Meningeal vascular Aβ deposition associates with cerebral hypoperfusion and compensatory collateral remodeling

Abstract

Background: Global reductions in cerebral blood flow (CBF) are among the earliest and most consistent abnormalities observed in Alzheimer’s disease (AD), preceding both cortical plaque formation and cognitive decline. While the pial arterial network—a critical supplier of intracortical perfusion—has been overlooked in this context, it may play a pivotal role in early vascular pathology. Here, we report extensive cerebral amyloid angiopathy (CAA) within the pial artery and arteriole network in the J20 (PDGF-APPSw, Ind) mouse model of AD. Methods: Using premortem delivery of Methoxy-XO4 to label Aβ, and arterial vascular labeling, we assessed Aβ burden on the pial artery/arteriole network and cerebral blood flow in aged male and female WT and J20 AD mice. Results: We show that 12-month-old J20 mice exhibit significant Aβ deposition across major leptomeningeal arteries (ACA, MCA) and pial collaterals, with ~ 40% vessel coverage in males and ~ 20% in females—substantially exceeding Aβ levels in cortical or hippocampal vessels.
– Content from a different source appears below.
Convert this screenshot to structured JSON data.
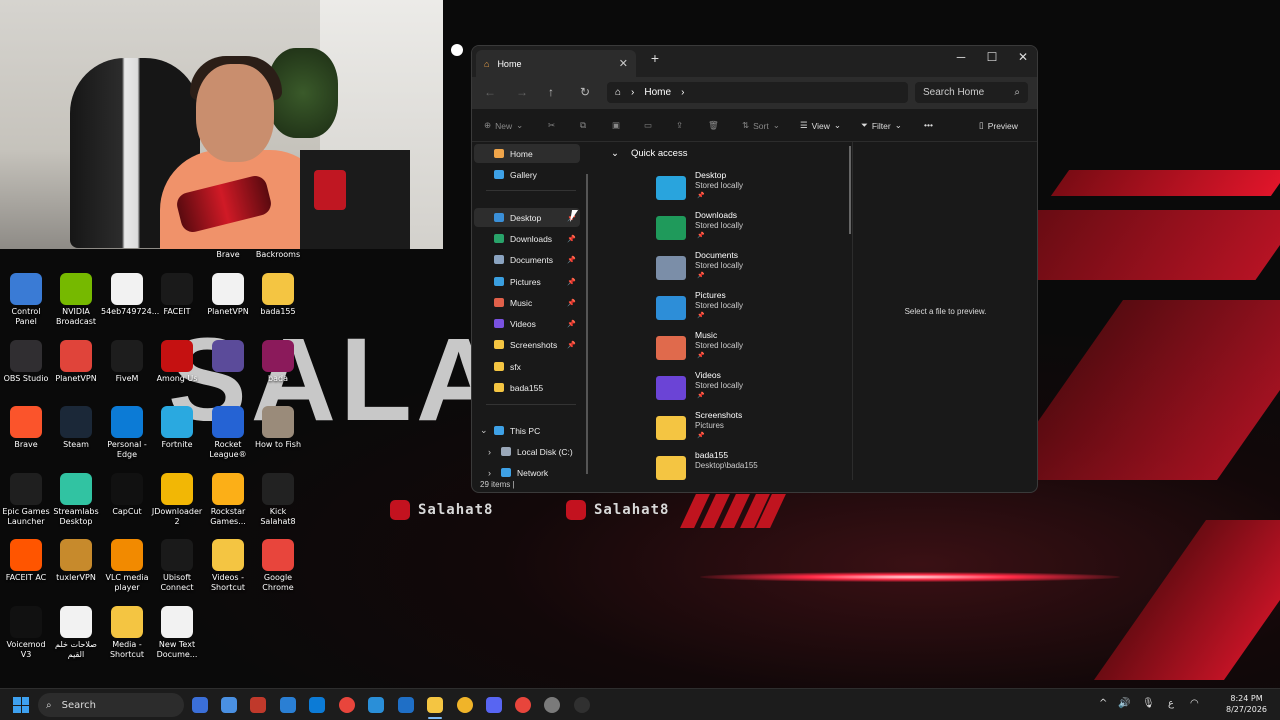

This vascular Aβ burden was accompanied by compensatory enlargement and increased tortuosity of pial collateral vessels. Yet, despite this apparent remodeling, CBF was reduced by ~ 15% in J20 mice, and this decline was significantly associated with leptomeningeal CAA burden. Conclusions: This is the first study to comprehensively characterize meningeal arterial Aβ accumulation in a preclinical model of vascular AD, mirroring recent observations in early-stage human disease. Our findings implicate meningeal CAA as a potential driver of early CBF disruption and suggest that pial collateral remodeling may reflect a compensatory response to vascular insufficiency. Moreover, we identify robust sex differences in CAA burden, paralleling sex-specific patterns of parenchymal Aβ pathology in humans. These results highlight the leptomeningeal vasculature as a novel and understudied locus for early AD pathology and a potential therapeutic target to preserve cerebrovascular integrity.